Citron Research Founder Andrew Left Convicted of Stock Manipulation Through Media Campaigns
A federal jury in Los Angeles found Andrew Left guilty on June 1, 2026 of scheming to manipulate securities prices by publicly recommending stocks while trading against those positions. The conviction triggers mandatory sentencing proceedings and stands as the first successful prosecution of a prominent television stock commentator for using media appearances to execute an alleged pump-and-dump scheme.
cnbc.comLOS ANGELES — Andrew Left, founder of Citron Research and a frequent guest on business television networks, was found guilty Monday by a jury in U.S. District Court for the Central District of California of scheming to manipulate the stock market through coordinated media campaigns.

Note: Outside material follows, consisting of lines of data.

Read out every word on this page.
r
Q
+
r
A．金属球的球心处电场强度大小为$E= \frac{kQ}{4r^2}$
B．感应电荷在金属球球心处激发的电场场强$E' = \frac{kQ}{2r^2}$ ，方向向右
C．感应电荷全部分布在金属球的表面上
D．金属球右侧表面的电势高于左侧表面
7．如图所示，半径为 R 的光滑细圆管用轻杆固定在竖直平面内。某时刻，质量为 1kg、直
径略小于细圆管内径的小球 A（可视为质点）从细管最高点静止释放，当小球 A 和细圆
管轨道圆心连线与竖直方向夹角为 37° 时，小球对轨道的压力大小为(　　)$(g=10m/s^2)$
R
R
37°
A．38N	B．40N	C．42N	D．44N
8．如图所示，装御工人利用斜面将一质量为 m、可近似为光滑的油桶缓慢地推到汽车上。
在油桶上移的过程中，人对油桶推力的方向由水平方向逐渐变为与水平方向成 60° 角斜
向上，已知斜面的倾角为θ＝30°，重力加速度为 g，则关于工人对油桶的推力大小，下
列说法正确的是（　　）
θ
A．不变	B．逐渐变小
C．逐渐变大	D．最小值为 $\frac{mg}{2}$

Left used his Citron Research platform and repeated appearances on financial news channels to issue public buy or sell recommendations on specific stocks while simultaneously taking opposite trading positions for his own accounts, according to the Department of Justice.

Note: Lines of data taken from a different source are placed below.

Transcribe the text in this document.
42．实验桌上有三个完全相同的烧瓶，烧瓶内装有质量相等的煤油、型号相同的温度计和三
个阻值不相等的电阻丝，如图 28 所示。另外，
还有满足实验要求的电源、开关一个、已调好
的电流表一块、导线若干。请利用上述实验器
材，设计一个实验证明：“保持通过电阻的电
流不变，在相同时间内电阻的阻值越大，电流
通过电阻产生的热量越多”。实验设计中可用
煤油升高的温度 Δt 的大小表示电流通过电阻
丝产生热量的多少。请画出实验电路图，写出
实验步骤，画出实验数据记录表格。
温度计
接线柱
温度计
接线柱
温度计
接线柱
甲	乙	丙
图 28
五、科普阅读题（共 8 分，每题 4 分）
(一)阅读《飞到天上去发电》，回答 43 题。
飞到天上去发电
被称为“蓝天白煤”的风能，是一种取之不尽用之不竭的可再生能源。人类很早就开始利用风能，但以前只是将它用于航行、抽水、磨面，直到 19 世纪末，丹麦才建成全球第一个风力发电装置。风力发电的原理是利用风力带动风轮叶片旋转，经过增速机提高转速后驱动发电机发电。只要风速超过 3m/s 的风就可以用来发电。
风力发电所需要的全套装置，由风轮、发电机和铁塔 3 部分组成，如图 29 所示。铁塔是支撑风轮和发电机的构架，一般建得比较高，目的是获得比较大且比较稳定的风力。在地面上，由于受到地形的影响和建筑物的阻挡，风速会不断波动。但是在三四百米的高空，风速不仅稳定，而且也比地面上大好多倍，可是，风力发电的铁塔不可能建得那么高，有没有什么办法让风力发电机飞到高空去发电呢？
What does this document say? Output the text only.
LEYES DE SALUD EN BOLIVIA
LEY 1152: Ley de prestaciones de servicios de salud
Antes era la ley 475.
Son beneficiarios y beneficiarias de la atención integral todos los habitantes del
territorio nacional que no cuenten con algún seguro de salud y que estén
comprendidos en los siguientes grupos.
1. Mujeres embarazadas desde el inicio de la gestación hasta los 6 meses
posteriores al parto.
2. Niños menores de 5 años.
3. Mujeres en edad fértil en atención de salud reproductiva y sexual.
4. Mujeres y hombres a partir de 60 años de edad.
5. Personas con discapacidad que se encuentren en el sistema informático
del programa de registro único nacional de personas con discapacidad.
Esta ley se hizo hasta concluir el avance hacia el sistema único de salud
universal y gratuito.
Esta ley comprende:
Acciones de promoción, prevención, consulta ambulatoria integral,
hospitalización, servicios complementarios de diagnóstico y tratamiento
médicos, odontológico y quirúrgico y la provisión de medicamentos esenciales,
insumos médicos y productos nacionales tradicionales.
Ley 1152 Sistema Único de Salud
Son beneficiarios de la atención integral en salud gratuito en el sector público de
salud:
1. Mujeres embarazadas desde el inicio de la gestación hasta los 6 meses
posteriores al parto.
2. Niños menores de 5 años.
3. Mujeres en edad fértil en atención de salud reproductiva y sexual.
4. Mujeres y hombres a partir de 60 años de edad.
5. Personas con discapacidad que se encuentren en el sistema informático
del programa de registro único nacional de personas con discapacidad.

The jury determined that Left profited by creating artificial price movements in the targeted securities and then trading against the very recommendations he gave to the public.
The verdict covers a multi-year scheme that affected retail investors who acted on Left’s public commentary. Citron Research’s reports and Left’s television segments routinely moved individual stock prices by double-digit percentages within hours of release, the government’s case showed.
Exact trading profits or losses tied to the counts of conviction were not detailed in the Justice Department’s release.
Sentencing has not been scheduled. Under federal sentencing guidelines, conviction on securities fraud and market manipulation charges carries potential imprisonment and substantial fines. The guilty verdict requires the court to calculate restitution to identifiable victims and triggers possible permanent industry bans through SEC follow-on actions.
The case marks the first time prosecutors secured a jury conviction against a nationally recognized short-selling commentator for allegedly using media platforms as the central mechanism of a manipulation scheme. The Department of Justice prosecuted the matter as part of its broader enforcement effort targeting deceptive practices that exploit retail investors through digital and broadcast channels.
Left’s attorneys have maintained that his research and trading activity were legitimate forms of opinion and hedging. The jury rejected that defense after hearing evidence that Left’s public statements and private trades were timed and positioned to generate illicit profits at the expense of followers.
This conviction follows years of regulatory scrutiny of so-called “stock touts” and short-and-distort campaigns. The SEC has separately pursued civil actions against several commentators, but criminal convictions based primarily on media-driven manipulation have remained rare.